University details process for using robotics, AI to produce polymers for advanced materials

Engineers have developed an automated process for creating polymers that make it easier to produce advanced materials used to treat humans thanks to robotics and AI.

By Robotic Industries Association (RIA) April 12, 2020

Wonder when scientists might release the next miracle drug or device? You might soon be thanking robotics and AI for those new medicines and treatments sooner than you think. Engineers have developed an automated process for creating polymers that make it easier to produce advanced materials used to treat humans.

Why polymers are important to medical science

Many researchers have longed for large libraries of polymers to test in specific life sciences applications. Plastics and fibers can be used to meet many different biological needs. Researchers have long used polymers to build a wide range of technologies including diagnostics, electronics, medical devices, sensors, lighting, and robots.

And polymers aren’t only used to make materials for medical devices. They can also be used for drugs too. They can aid with delivery by encapsulating medicines. But polymers themselves can also have a direct therapeutic effect on the body. Polymer drugs are often used as binding agents to remove or neutralize undesired materials in the body.
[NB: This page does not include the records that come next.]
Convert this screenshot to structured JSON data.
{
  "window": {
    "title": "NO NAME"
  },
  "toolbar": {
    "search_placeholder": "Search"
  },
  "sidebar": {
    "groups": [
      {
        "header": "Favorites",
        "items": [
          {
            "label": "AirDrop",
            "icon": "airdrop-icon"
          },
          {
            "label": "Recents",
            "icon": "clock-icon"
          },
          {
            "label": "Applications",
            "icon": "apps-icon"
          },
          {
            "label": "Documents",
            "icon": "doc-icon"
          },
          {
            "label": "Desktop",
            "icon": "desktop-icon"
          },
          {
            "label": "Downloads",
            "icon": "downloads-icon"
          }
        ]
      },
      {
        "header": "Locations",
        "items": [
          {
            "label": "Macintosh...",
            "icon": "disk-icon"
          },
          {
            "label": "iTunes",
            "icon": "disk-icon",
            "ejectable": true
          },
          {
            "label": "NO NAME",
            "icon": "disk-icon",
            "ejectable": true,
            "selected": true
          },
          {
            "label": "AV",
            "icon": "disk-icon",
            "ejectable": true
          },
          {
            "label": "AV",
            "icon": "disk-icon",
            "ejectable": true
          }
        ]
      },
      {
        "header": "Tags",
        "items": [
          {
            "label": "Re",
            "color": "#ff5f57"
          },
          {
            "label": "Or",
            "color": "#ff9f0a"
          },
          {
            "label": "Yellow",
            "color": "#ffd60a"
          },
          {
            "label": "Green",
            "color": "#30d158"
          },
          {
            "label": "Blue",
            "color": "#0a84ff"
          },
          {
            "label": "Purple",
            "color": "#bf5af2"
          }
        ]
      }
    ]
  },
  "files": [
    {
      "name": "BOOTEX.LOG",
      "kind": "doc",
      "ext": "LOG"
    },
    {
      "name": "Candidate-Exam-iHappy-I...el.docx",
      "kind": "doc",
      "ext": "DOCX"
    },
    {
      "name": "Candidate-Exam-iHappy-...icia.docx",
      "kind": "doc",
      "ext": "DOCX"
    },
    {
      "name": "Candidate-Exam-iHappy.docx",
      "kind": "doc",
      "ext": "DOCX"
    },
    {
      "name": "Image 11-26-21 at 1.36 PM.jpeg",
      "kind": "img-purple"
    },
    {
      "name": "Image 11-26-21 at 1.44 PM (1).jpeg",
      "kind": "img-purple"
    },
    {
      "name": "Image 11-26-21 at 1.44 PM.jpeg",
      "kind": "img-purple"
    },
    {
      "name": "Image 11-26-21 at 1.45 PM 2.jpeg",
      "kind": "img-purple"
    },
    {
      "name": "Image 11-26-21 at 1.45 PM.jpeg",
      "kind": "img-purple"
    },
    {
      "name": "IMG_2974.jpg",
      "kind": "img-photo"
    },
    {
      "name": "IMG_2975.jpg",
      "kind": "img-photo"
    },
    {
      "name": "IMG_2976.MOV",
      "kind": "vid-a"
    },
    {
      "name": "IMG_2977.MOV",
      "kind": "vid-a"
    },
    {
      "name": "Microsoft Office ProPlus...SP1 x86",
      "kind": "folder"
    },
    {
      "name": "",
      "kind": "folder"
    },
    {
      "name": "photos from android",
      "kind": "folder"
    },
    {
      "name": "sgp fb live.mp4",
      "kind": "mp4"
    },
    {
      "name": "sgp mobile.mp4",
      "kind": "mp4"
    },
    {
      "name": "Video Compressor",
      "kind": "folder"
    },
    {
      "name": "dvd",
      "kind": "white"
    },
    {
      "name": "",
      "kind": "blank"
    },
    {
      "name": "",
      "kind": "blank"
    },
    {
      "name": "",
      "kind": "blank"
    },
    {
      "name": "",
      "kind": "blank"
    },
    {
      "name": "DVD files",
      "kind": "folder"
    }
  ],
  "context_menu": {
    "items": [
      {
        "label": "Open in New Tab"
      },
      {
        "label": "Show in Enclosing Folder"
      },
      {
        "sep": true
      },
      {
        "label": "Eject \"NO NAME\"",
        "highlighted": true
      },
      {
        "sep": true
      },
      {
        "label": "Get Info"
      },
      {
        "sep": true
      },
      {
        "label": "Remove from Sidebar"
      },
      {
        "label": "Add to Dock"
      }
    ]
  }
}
Knowing which polymers are the best for a particular application involves more than just theory. They must each be physically tested for practical use in each application. This involves a lot of trial and error and a lot of time. Understandably, researchers are always looking for ways to speed up the process.
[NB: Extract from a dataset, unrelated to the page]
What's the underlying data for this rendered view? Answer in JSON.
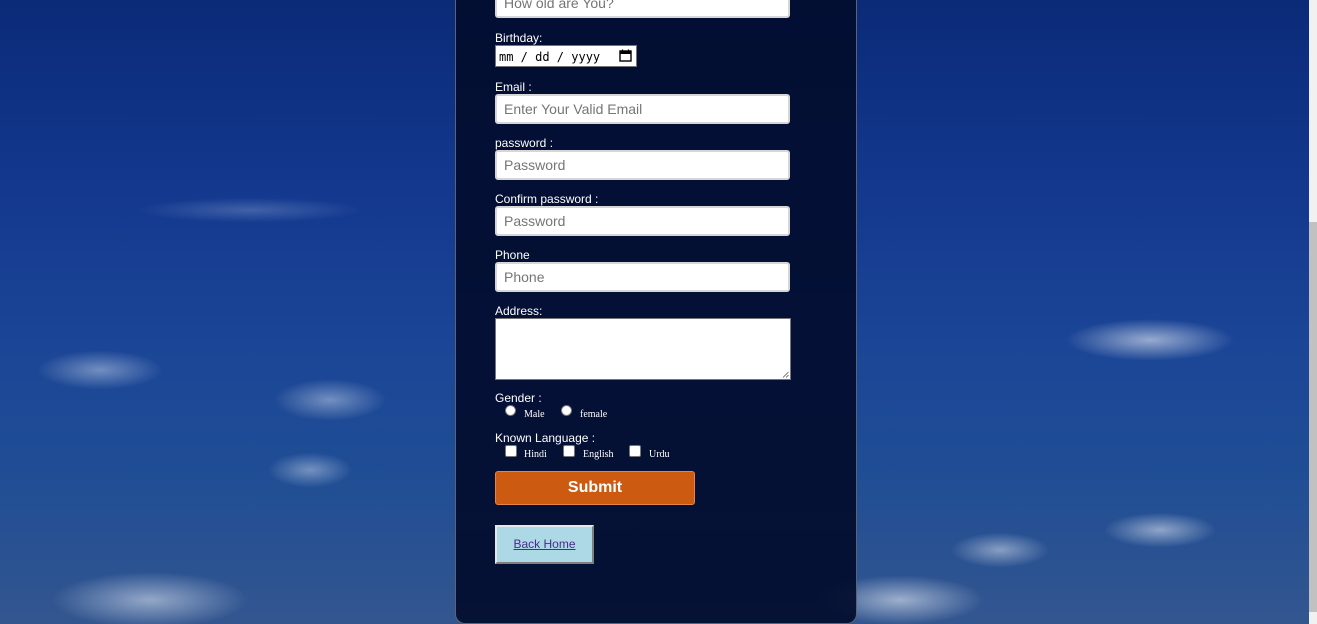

Researchers find a new way to produce polymers

Until this new automated process, the bottleneck was typically the production of different polymers. But thanks to robotics and AI, a researcher can go from making a few polymers per day to hundreds at once. How do they do it?
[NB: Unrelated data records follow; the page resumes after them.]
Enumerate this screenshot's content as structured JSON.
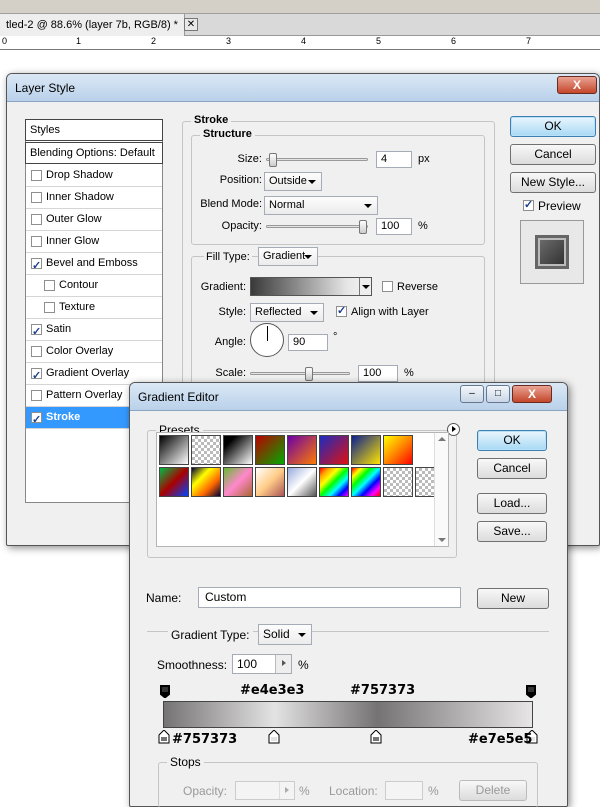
{
  "document": {
    "tab_title": "tled-2 @ 88.6% (layer 7b, RGB/8) *",
    "close_glyph": "✕",
    "ruler_numbers": [
      "0",
      "1",
      "2",
      "3",
      "4",
      "5",
      "6",
      "7"
    ]
  },
  "layer_style": {
    "title": "Layer Style",
    "close_glyph": "X",
    "styles_header": "Styles",
    "blending_options": "Blending Options: Default",
    "items": [
      {
        "label": "Drop Shadow",
        "checked": false,
        "indent": false
      },
      {
        "label": "Inner Shadow",
        "checked": false,
        "indent": false
      },
      {
        "label": "Outer Glow",
        "checked": false,
        "indent": false
      },
      {
        "label": "Inner Glow",
        "checked": false,
        "indent": false
      },
      {
        "label": "Bevel and Emboss",
        "checked": true,
        "indent": false
      },
      {
        "label": "Contour",
        "checked": false,
        "indent": true
      },
      {
        "label": "Texture",
        "checked": false,
        "indent": true
      },
      {
        "label": "Satin",
        "checked": true,
        "indent": false
      },
      {
        "label": "Color Overlay",
        "checked": false,
        "indent": false
      },
      {
        "label": "Gradient Overlay",
        "checked": true,
        "indent": false
      },
      {
        "label": "Pattern Overlay",
        "checked": false,
        "indent": false
      },
      {
        "label": "Stroke",
        "checked": true,
        "indent": false,
        "selected": true
      }
    ],
    "stroke": {
      "section_title": "Stroke",
      "structure_title": "Structure",
      "size_label": "Size:",
      "size_value": "4",
      "size_unit": "px",
      "size_fraction": 0.02,
      "position_label": "Position:",
      "position_value": "Outside",
      "blend_label": "Blend Mode:",
      "blend_value": "Normal",
      "opacity_label": "Opacity:",
      "opacity_value": "100",
      "opacity_unit": "%",
      "opacity_fraction": 1.0,
      "fill_type_label": "Fill Type:",
      "fill_type_value": "Gradient",
      "gradient_label": "Gradient:",
      "reverse_label": "Reverse",
      "reverse_checked": false,
      "style_label": "Style:",
      "style_value": "Reflected",
      "align_label": "Align with Layer",
      "align_checked": true,
      "angle_label": "Angle:",
      "angle_value": "90",
      "angle_unit": "°",
      "scale_label": "Scale:",
      "scale_value": "100",
      "scale_unit": "%",
      "scale_fraction": 0.6
    },
    "buttons": {
      "ok": "OK",
      "cancel": "Cancel",
      "new_style": "New Style...",
      "preview_label": "Preview",
      "preview_checked": true
    }
  },
  "gradient_editor": {
    "title": "Gradient Editor",
    "presets_label": "Presets",
    "buttons": {
      "ok": "OK",
      "cancel": "Cancel",
      "load": "Load...",
      "save": "Save...",
      "new": "New",
      "delete": "Delete"
    },
    "name_label": "Name:",
    "name_value": "Custom",
    "gradient_type_label": "Gradient Type:",
    "gradient_type_value": "Solid",
    "smoothness_label": "Smoothness:",
    "smoothness_value": "100",
    "smoothness_unit": "%",
    "stop_labels": {
      "top_left": "#e4e3e3",
      "top_right": "#757373",
      "bottom_left": "#757373",
      "bottom_right": "#e7e5e5"
    },
    "stops_title": "Stops",
    "opacity_label": "Opacity:",
    "opacity_unit": "%",
    "location_label": "Location:",
    "location_unit": "%"
  }
}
With conventional means, researchers must synthesize polymers in highly controlled environments. Since most chemical reactions are extremely sensitive to oxygen, the gas has to be removed before production. That process is more time-consuming than you might think. The required precision limits the production of large polymer libraries.

The new automated method uses polymer reactions that can tolerate oxygen. This method allows the robotics and AI to rapidly create unique polymers while still maintaining the needed precision. Even non-experts can now make new polymers. A custom software package sends polymer designs to a liquid-handling robot that processes each step of the chemical reactions.